Let syntax in Haskell

I have written the following solution for Problem 10 (99 questions) in Haskell :

{-- using dropWhile and takeWhile --}
enc :: (Eq a) => [a] -> [(Int, a)]
enc [] = []
enc (x:xs) = (length $ takeWhile (==x) (x:xs), x) : enc (dropWhile (==x) xs)

I wanted to rewrite the same solution but this time using a let syntax .

{-- using dropWhile and takeWhile / more readable --}
enc' :: (Eq a) => [a] -> [(Int, a)]
enc' [] = []
enc' (x:xs) = let num = length $ takeWhile (==x) (x:xs)
      rem = dropWhile (==x) (x:xs)
      in (num, x) : enc' rem

The second example is not working . The error is:

*Main> :l Problem10.hs
Compiling Main             ( Problem10.hs, interpreted )

Problem10.hs:16:38: parse error on input `='开发者_JAVA百科
Failed, modules loaded: none.

Where line 16 is this one: rem = dropWhile (==x) (x:xs)

Any suggestions ?

LE: Yes, it was an indentation problem . It seems that my editor (Notepad++) should be configured a little to avoid problems like this .

As already mentioned this is an indentation problem, it's caused by the line starting with rem being less indented then the previous line so it is not parsed as belonging to the previous let statement. A good way of determining how to indent in Haskell is the offside rule from Real World Haskell.
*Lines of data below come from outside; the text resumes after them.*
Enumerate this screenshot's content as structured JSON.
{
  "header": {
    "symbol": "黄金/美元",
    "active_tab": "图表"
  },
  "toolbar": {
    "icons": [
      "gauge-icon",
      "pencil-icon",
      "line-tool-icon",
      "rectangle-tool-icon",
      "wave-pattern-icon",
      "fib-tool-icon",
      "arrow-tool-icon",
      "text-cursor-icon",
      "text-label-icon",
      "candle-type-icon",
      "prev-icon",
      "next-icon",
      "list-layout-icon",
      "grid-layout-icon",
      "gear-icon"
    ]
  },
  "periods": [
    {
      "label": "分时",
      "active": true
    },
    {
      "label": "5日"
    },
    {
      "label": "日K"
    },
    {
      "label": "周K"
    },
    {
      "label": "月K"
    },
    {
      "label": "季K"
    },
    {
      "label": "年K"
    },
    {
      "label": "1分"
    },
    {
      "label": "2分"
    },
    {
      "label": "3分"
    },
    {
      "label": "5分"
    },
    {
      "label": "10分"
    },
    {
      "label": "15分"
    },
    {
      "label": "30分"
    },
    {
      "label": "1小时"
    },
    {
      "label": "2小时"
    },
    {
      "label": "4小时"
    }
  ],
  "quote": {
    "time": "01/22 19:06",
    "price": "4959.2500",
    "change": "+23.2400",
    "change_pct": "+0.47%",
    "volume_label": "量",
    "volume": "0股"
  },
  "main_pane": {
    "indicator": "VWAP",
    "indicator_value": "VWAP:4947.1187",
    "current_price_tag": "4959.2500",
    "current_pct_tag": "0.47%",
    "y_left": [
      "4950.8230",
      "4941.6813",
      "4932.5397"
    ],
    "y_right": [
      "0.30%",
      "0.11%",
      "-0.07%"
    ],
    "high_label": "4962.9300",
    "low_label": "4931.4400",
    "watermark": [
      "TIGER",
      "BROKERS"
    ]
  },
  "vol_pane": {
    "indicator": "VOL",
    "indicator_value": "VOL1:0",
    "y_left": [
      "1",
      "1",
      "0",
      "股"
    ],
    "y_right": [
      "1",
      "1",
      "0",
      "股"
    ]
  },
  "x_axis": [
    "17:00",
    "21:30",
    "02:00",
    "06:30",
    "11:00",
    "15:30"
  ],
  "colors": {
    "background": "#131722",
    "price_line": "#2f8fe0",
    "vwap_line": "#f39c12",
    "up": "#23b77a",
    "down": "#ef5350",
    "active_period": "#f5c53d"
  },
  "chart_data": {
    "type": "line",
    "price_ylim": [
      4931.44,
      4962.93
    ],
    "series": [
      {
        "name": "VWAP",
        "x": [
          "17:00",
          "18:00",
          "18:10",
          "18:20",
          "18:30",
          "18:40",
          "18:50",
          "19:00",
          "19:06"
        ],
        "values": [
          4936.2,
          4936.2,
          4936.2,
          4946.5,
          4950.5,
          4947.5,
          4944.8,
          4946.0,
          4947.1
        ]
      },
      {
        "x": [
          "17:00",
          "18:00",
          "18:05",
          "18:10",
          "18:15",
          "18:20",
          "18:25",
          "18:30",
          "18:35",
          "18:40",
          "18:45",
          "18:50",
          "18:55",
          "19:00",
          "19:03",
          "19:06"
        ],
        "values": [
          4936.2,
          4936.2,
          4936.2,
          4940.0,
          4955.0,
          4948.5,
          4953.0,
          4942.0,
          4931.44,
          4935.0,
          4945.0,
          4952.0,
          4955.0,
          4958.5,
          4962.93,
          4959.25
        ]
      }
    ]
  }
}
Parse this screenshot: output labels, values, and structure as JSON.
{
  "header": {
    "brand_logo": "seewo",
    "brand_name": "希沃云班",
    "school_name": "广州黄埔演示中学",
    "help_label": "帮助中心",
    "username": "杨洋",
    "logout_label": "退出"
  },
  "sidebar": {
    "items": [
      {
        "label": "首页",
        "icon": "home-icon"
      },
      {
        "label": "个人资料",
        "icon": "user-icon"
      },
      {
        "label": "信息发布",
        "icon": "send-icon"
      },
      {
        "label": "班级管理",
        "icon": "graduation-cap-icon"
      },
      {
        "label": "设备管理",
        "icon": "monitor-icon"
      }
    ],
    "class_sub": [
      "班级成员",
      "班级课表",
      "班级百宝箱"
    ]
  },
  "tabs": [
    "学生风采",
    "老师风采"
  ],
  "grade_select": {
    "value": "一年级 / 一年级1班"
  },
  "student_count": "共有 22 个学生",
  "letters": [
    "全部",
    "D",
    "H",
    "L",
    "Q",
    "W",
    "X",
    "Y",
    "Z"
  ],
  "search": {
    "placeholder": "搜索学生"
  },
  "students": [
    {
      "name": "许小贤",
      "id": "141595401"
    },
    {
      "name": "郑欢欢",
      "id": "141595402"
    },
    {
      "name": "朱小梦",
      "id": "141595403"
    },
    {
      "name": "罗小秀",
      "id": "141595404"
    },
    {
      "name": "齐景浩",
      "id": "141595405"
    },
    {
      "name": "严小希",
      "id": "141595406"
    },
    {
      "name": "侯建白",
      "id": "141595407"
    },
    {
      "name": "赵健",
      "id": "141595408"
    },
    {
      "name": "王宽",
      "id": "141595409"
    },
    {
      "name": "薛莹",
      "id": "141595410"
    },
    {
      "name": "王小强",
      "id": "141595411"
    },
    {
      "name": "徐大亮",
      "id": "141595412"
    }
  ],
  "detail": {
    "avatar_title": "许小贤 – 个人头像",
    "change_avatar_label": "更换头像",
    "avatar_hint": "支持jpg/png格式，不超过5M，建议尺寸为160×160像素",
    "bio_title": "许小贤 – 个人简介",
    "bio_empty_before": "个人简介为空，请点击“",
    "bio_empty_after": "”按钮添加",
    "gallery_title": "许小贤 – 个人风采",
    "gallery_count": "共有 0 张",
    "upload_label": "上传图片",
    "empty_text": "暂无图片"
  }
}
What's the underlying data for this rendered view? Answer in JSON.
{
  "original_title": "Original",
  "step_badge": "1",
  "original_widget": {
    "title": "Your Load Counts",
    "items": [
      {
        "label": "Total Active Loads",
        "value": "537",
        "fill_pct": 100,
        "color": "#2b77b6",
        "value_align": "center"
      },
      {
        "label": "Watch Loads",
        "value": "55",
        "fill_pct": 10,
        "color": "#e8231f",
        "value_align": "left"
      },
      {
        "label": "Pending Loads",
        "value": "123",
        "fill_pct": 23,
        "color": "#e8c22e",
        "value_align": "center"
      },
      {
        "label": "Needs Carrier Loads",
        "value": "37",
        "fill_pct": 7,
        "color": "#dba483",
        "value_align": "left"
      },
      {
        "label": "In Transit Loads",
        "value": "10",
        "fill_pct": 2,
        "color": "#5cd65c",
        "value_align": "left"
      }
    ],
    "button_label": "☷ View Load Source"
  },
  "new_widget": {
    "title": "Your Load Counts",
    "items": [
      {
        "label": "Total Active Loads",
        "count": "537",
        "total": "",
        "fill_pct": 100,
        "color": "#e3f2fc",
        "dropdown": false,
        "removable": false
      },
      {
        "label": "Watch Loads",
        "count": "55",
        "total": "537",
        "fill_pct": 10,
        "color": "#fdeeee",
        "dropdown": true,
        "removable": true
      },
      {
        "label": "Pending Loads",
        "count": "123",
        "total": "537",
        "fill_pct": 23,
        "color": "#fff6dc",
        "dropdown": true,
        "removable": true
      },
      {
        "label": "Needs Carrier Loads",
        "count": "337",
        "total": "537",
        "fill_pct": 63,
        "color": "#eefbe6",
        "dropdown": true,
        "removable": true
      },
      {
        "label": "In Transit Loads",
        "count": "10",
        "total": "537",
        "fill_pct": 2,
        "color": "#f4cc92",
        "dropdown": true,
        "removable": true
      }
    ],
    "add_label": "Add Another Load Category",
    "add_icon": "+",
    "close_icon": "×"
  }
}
Also it is often a good idea to drop to a new line when starting your function with a let statement so to avoid wide indentation, like this:

enc :: (Eq a) => [a] -> [(Int, a)]
enc []     = []
enc (x:xs) = 
  let num = length . takeWhile (==x) $ x:xs
      rem = dropWhile (==x) (x:xs)
  in (num, x) : enc rem

As @templatetypedef points out, it is indeed the indentation. The rem = needs to be aligned with the num =.